Wikidata as authority linking hub

Joachim Neubert (ZBW) Jakob Voß (VZG)

DINI AG KIM Workshop Mannheim, 4. Mai 2017

Introduction

Authority files

Consistently refer to entities

  • Via identifier (“things, not strings”)
  • GND, MeSH, STW, ISIL, RePEc-Authors…

Linking hubs

Connect identifiers among authority files

  • owl:sameAs, skos:exactMatch, skos:closeMatch
  • VIAF, sameAs.org, Wikidata

Wikidata

  • Knowledge base of Wikimedia projects
  • All kinds of entities
    • concepts, places, people, works…

Wikidata Usage

  • Editable by anyone
    • via Website and API
    • via apps that use the API
  • Data available
    • http://query.wikidata.org/ (SPARQL)
    • JSON API & database dumps

Wikidata Statements

Wikidata item example

Authority file identifiers in Wikidata

More than half of all Wikidata properties

Wikidata—ISIL (organizations)

Example:

Neuschwanstein Castle (Q4152) ISIL (P791): DE-MUS-051612

Current state:

  • lobid.org: ~15,000 ISIL (DACH only)
  • Wikidata: ~6,500 ISIL

Tool: Mix’n’match

  • Web application mapping tool
  • Helps to add 1-to-1-mappings

https://tools.wmflabs.org/mix-n-match/

Step 1: Upload ISIL list with names

Step 2: Confirm match candidates

Automatically matched
Visual Mode

GND—RePEc Authors

  • In EconBiz economics search portal authors are identified differently:
    • by GND ID in data from ZBW’s Econis catalog (and from others)
    • by RePEc Author ID in data from Research Papers for Economics
  • Large volumes: 450,000 vs. 50,000 distinct persons
  • ~3,000 pairs of IDs discovered in a previous project

Utilizing Wikidata as Linking Hub

  • Wikidata-Properties for both identifier systems
    • GND ID (P227): ~375,000 items which are humans
    • RePEc Short-ID (P2428): ~2,200 items
  • Since every identifier should identify exactly one person, we can derive
    • GND ID ⟶ Wikidata ID ⟶ RePEc ID
    • RePEc ID ⟶ Wikidata ID ⟶ GND ID
    where both properties have values (~760 items)
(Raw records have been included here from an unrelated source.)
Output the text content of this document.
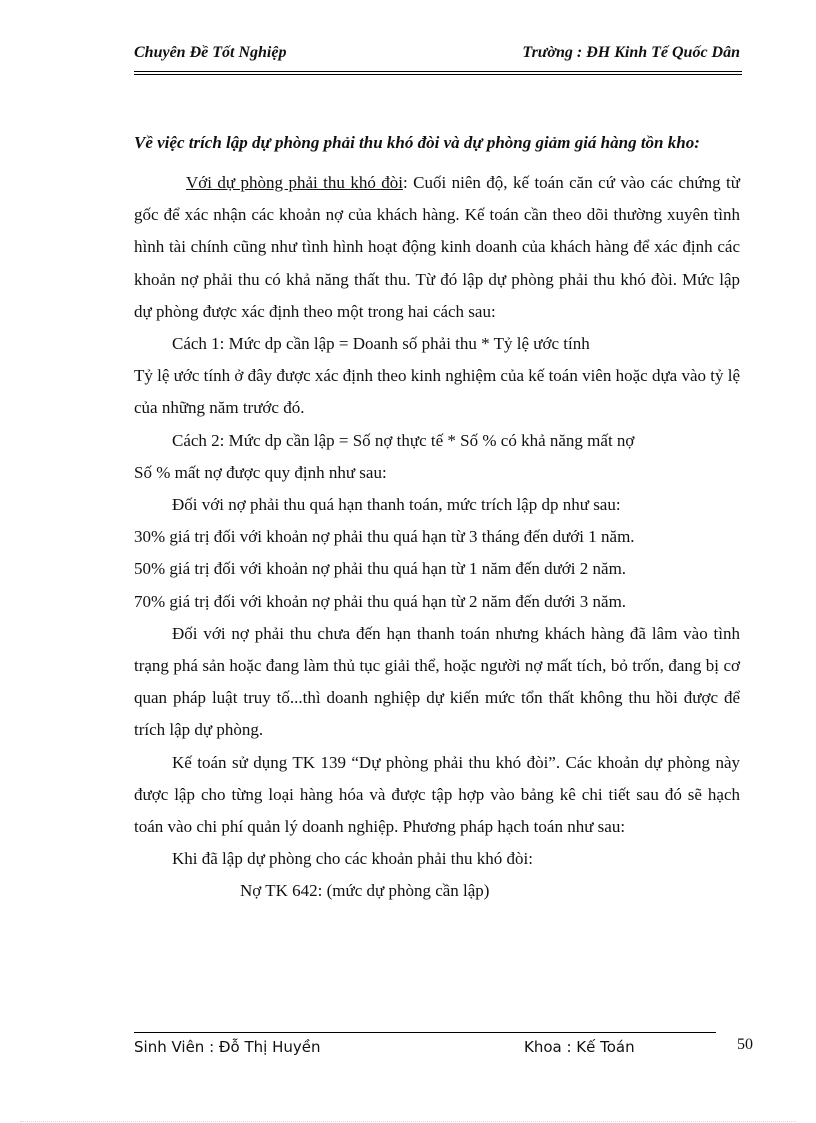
Chuyên Đề Tốt Nghiệp	Trường : ĐH Kinh Tế Quốc Dân
Về việc trích lập dự phòng phải thu khó đòi và dự phòng giảm giá hàng tồn kho:

Với dự phòng phải thu khó đòi: Cuối niên độ, kế toán căn cứ vào các chứng từ gốc để xác nhận các khoản nợ của khách hàng. Kế toán cần theo dõi thường xuyên tình hình tài chính cũng như tình hình hoạt động kinh doanh của khách hàng để xác định các khoản nợ phải thu có khả năng thất thu. Từ đó lập dự phòng phải thu khó đòi. Mức lập dự phòng được xác định theo một trong hai cách sau:

Cách 1: Mức dp cần lập = Doanh số phải thu * Tỷ lệ ước tính

Tỷ lệ ước tính ở đây được xác định theo kinh nghiệm của kế toán viên hoặc dựa vào tỷ lệ của những năm trước đó.

Cách 2: Mức dp cần lập = Số nợ thực tế * Số % có khả năng mất nợ

Số % mất nợ được quy định như sau:

Đối với nợ phải thu quá hạn thanh toán, mức trích lập dp như sau:

30% giá trị đối với khoản nợ phải thu quá hạn từ 3 tháng đến dưới 1 năm.

50% giá trị đối với khoản nợ phải thu quá hạn từ 1 năm đến dưới 2 năm.

70% giá trị đối với khoản nợ phải thu quá hạn từ 2 năm đến dưới 3 năm.

Đối với nợ phải thu chưa đến hạn thanh toán nhưng khách hàng đã lâm vào tình trạng phá sản hoặc đang làm thủ tục giải thể, hoặc người nợ mất tích, bỏ trốn, đang bị cơ quan pháp luật truy tố...thì doanh nghiệp dự kiến mức tổn thất không thu hồi được để trích lập dự phòng.

Kế toán sử dụng TK 139 “Dự phòng phải thu khó đòi”. Các khoản dự phòng này được lập cho từng loại hàng hóa và được tập hợp vào bảng kê chi tiết sau đó sẽ hạch toán vào chi phí quản lý doanh nghiệp. Phương pháp hạch toán như sau:

Khi đã lập dự phòng cho các khoản phải thu khó đòi:

Nợ TK 642: (mức dự phòng cần lập)

Sinh Viên : Đỗ Thị Huyền	Khoa : Kế Toán	50
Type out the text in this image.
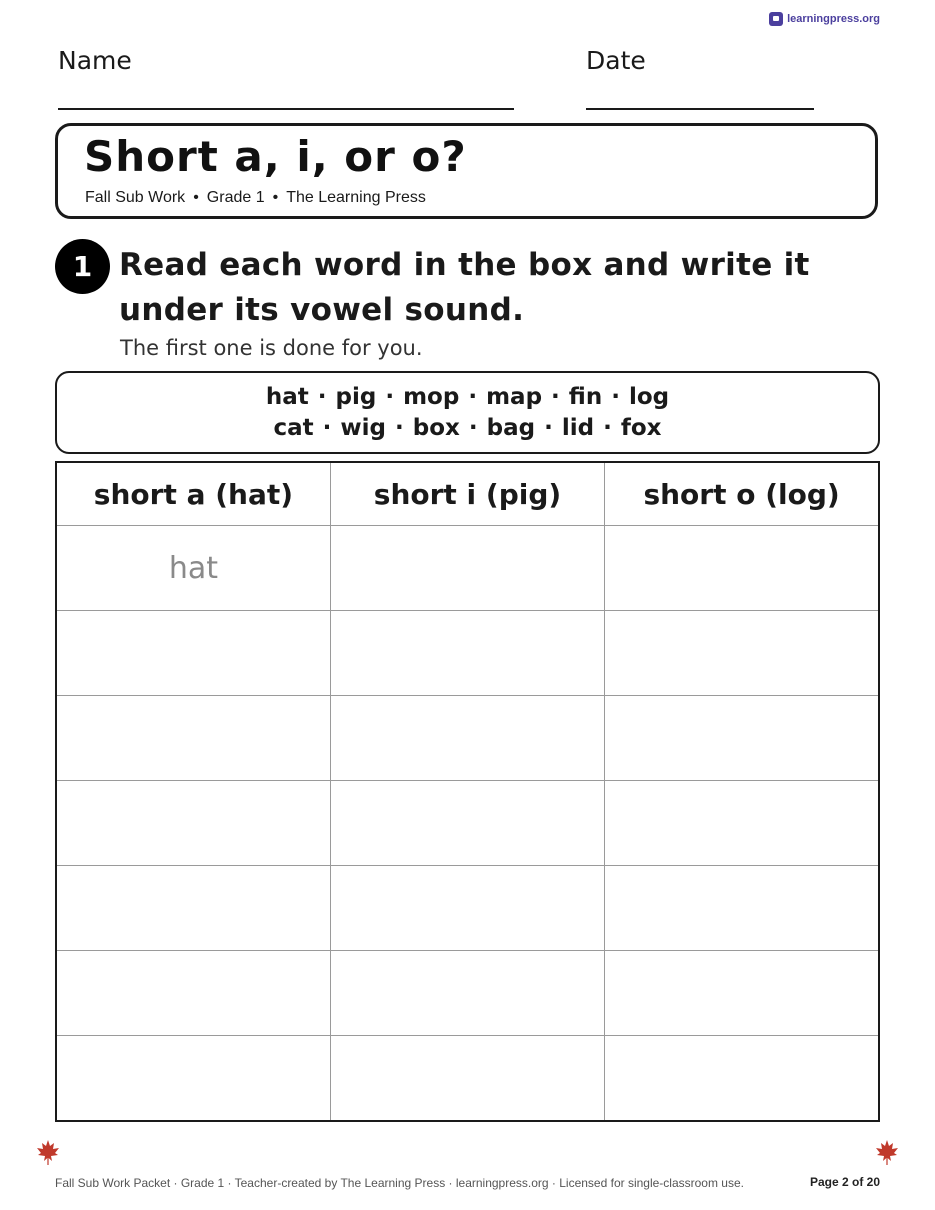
learningpress.org
Name	Date
Short a, i, or o?
Fall Sub Work • Grade 1 • The Learning Press
1 Read each word in the box and write it under its vowel sound.
The first one is done for you.
hat · pig · mop · map · fin · log
cat · wig · box · bag · lid · fox
short a (hat)	short i (pig)	short o (log)
hat		

Fall Sub Work Packet · Grade 1 · Teacher-created by The Learning Press · learningpress.org · Licensed for single-classroom use.	Page 2 of 20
Step 1: Supplement WD items with RePEc Short-IDs

Bulk editing with Quickstatements2

Further simplification with upcoming release of wdmapper command line tool

Step 2: Supplement WD items with GND IDs

  • 384 WD items with RePEc Short-ID without GND ID
  • same process as other direction

Step 3: Add “most important” authors with RePEc identifiers

Step 4: Add “most important” authors with GND identifiers

  • 18,000 authors with >30 publications in EconBiz
  • loaded as Mix’n’match set GND economists (de)
  • order by publication count (descending)
  • 25% matched automatically with Wikidata items

Work to do

Step 5: Rinse and repeat

  • Repeat Mix’n’match “sync” operation before starting to work manually
    • often, people are adding data at fast rate!
  • Repeat bulk adding of missing identifiers to make use of complementing identifiers added meanwhile

Step 6: Add missing Wikidata items

  • Verify missing authors indeed are not in Wikidata
  • Generate Wikidata items from from existing mappings or lists, e.g. top female economists
Using Wikidata’s QuickStatements tool

Result

The mapping, currently (2017-05-02) consisting of

  • 1233 matching GND - RePEc short IDs
    • 769 matches from ZBW’s mapping
    • 464 matches contributed by non-ZBW staff
  • Finally all 3,000 pairs from ZBW’s mapping

Further Results

  • Identifiers and items inserted by individual Wikidata contributors add up continuously
  • Mapping steps can be repeated with additional input data (e.g., top economists from Latin America, “all authors affiliated to Leibniz institutions in economics”…
  • Further identifiers (VIAF, ORCID, …) provide more opportunities for indirect matching

Results from every step in the mapping process and all indiviual efforts immediately available and preserved

Tools

  • Mix’n’match (intellectual matching)
  • QuickStatements/2 (addition of generated properties and items)
  • wdmapper (harvest, diff & add mappings)
    • Support of indirect mappings (e.g., GND-WD-RePEc) in one step
    • Work in progress (no adding by now)
    • Daily harvested mappings in multiple formats: http://coli-conc.gbv.de/concordances/wikidata/

Tools for mass editing require approved bot account.

Limitations

  • Mapping algorithms to find mapping candidates
  • Limitation to easy-1-1-relationships
    • part-whole
    • often new Wikidata items required
    • depends on the use case
  • Large sets of mappings and results
  • Regular review required for maintainance

Benefits

  • Outsourced interface, storage, and operation
  • Crowdsourced mapping maintenance
  • Wikidata has policies and tools for data quality
  • Open Data for multiple and unknown uses
  • Additional benefits:
    • multilingual Wikipedia links
    • lots of (formatted) data, nice pictures, …
    • links to multiple other vocabularies